Scientists’ reputations could be put on the line when they’re incorrectly cited in the text and Carl Bergstrom, a professor of biology at the University of Washington told CNET that Galactica’s problem is it was promoted as a way to get facts and information. But instead, he said it acted like “a fancy version of the game where you start out with a half sentence, then you let autocomplete fill in the rest of the story.”
Within hours of Galactica going live, users started reporting racist and inaccurate articles, with one person posting an image of the response to a request about linguistic prejudice.
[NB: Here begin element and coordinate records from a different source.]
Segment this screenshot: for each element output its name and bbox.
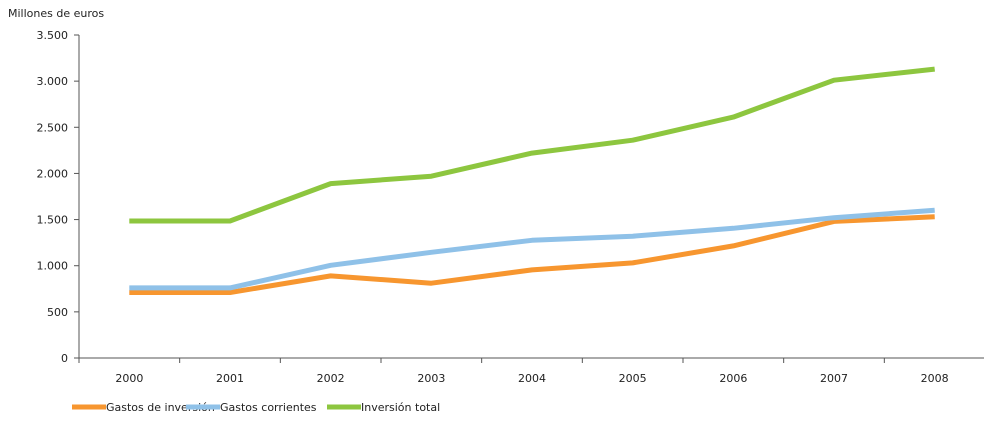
x-tick-label: 2004 [518,372,546,385]
series-line-3 [129,69,934,221]
series-line-2 [129,210,934,288]
y-tick-label: 500 [47,306,68,319]
x-tick-label: 2008 [921,372,949,385]
y-tick-label: 3.000 [37,75,69,88]
x-tick-label: 2006 [719,372,747,385]
legend-label: Inversión total [361,401,440,414]
y-tick-label: 0 [61,352,68,365]
y-axis-ticks: 0 500 1.000 1.500 2.000 2.500 3.000 3.500 [37,29,80,365]
y-tick-label: 1.500 [37,214,69,227]
y-tick-label: 1.000 [37,260,69,273]
x-tick-label: 2003 [417,372,445,385]
x-tick-label: 2002 [317,372,345,385]
axes [79,35,984,358]
y-axis-title: Millones de euros [8,7,104,20]
x-tick-label: 2005 [619,372,647,385]
x-axis-ticks: 2000 2001 2002 2003 2004 2005 2006 2007 2008 [79,358,984,385]
x-tick-label: 2007 [820,372,848,385]
series-lines [129,69,935,293]
y-tick-label: 2.000 [37,167,69,180]
x-tick-label: 2001 [216,372,244,385]
y-tick-label: 2.500 [37,121,69,134]
x-tick-label: 2000 [115,372,143,385]
legend-label: Gastos corrientes [220,401,317,414]
legend-item: Inversión total [327,401,440,414]
y-tick-label: 3.500 [37,29,69,42]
The bot’s response falsely claimed Black people “don’t have a language of their own” and immigrants “do not speak a language that is different from the language of the country they are immigrating to.”
Other generated information included a fake study about the benefits of eating crushed glass and falsified information about Stanford University researchers creating a “gaydar” software to find gay people on Facebook.
A Meta AI spokesperson told CNET, “Galactica is not a source of truth, it is a research experiment using [machine learning] systems to learn and summarize information.” He added, Galactica “is exploratory research that is short-term in nature with no product plans.” Meta AI Chief Scientist Yann LeCun told the outlet the bot was removed because the team was “so distraught by the vitriol on Twitter.”
Two days after Galactica’s launch, the Meta AI team paused the bot and Meta’s chief AI scientist Yann LeCun tweeted, “Galactica demo is offline for now. It’s no longer possible to have some fun by casually misusing it. Happy?”
Meta AI (previously called Facebook Artificial Intelligence Research) developed Galactica as a way to “organize science” and condense an overwhelming amount of scientific information found online. The idea was to have the AI do things like solve math problems, write scientific code, and craft summaries of research.
Meta does note on the Galactica website that the AI model does have limitations that can cause it to “hallucinate.” The site advises users to verify any information that pops up and goes on to say “There are no guarantees for truthful or reliable output from language models, even large ones on high-quality data like Galactica,” adding that the generated text might appear “very authentic and highly confident,” but it could still be wrong.
“I imagine that even with its many predictable flaws, there are desirable uses of such a system,” Vincent Conitzer, a professor of computer science at Carnegie Mellon University in Pittsburgh, told The Daily Beast.
“My impression is that Meta would have done better by putting more effort into this public release, by doing more serious user studies first, drawing attention to desirable uses of the system, and being honest and forthcoming about undesirable uses.”